Anyone interested in data visualization with Tableau should take note of a new book being published this month: Practical Tableau — 100 Tips, Tutorials, and Strategies from a Tableau Zen, by Ryan Sleeper (published by O’Reilly). The book is a comprehensive and useful overview that can be used by complete beginners as well as by people with more advanced skills. Structured as a collection of 100 short “tip” chapters, it has multiple step-by-step tutorials to build a broad variety of chart types and introductions to working with filters, parameters, calculated fields, and other advanced options in Tableau. It also outlines principles of storytelling with data, using color, dashboards, etc. Overall, it’s an eminently practical guide that I can easily recommend (another great Tableau guide is this book by Ben Jones).
During our 5W Academy workshops (next in Washington D.C. and San Francisco), we do a few hands-on exercises with Tableau. It’s a powerful and intuitive drag and drop tool to build data visualizations.

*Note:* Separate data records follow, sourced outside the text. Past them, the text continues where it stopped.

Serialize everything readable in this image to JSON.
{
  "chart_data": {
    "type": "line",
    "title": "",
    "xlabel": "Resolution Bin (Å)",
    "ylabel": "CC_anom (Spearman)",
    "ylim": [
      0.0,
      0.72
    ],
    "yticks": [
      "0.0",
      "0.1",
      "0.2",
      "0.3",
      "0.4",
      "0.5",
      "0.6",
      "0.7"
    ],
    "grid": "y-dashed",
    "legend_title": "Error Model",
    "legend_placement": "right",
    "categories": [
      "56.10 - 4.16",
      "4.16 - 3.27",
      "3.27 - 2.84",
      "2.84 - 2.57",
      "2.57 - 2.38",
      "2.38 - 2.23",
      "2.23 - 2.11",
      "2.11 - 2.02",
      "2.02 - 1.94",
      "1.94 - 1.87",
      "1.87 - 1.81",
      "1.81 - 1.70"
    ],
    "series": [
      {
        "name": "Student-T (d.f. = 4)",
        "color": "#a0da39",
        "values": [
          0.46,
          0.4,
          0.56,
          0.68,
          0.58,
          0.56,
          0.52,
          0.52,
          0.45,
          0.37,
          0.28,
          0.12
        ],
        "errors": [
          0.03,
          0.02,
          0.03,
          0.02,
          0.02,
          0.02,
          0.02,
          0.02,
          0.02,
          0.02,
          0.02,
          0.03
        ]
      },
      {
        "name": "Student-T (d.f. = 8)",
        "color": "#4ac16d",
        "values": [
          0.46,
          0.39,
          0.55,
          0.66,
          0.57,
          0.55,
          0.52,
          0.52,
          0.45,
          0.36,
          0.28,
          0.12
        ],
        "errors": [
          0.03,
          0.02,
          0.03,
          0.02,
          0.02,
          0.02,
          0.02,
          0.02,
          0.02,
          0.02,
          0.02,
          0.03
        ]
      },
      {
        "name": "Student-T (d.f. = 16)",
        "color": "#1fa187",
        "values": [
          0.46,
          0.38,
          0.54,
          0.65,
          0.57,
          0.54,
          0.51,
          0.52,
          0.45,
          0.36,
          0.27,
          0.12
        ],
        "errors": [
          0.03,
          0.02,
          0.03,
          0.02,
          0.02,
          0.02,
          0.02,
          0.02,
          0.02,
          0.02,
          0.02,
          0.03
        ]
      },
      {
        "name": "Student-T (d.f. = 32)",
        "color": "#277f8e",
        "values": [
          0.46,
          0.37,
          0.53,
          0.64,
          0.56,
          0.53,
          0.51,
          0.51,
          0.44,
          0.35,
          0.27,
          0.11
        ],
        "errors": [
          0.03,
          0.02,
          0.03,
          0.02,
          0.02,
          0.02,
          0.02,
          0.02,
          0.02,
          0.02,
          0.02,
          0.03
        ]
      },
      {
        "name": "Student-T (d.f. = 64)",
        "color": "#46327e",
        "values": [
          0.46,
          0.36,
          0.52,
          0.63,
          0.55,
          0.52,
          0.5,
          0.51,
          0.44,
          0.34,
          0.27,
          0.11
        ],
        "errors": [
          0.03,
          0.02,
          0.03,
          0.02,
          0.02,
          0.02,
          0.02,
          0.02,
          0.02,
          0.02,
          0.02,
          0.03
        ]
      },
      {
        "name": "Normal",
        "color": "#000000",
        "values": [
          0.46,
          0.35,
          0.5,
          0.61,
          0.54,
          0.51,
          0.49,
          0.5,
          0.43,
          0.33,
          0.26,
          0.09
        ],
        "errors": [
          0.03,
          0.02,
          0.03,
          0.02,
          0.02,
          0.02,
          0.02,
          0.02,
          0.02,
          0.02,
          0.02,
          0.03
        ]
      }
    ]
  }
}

Tableau has some shortcomings: a couple of examples are the less than optimal handling of responsiveness for different screen sizes, or the lack of map projections (although Tableau now works with spatial files such as shapefiles, GeoJSON, KML, etc.). And it’s a closed system. For simple charts/maps and limited datasets many users maybe be better served by using Datawrapper, Flourish or other recent and excellent open-source dataviz tools for non-developers, but Tableau’s robust and comprehensive data analysis capabilities still make it a preferred tool in many organizations. As an example, the United Nations just announced it’s adopting Tableau as their visual analytics standard across its multiples agencies.
Practical Tableau is due to be released this month as a paperback, and the Kindle version is already available.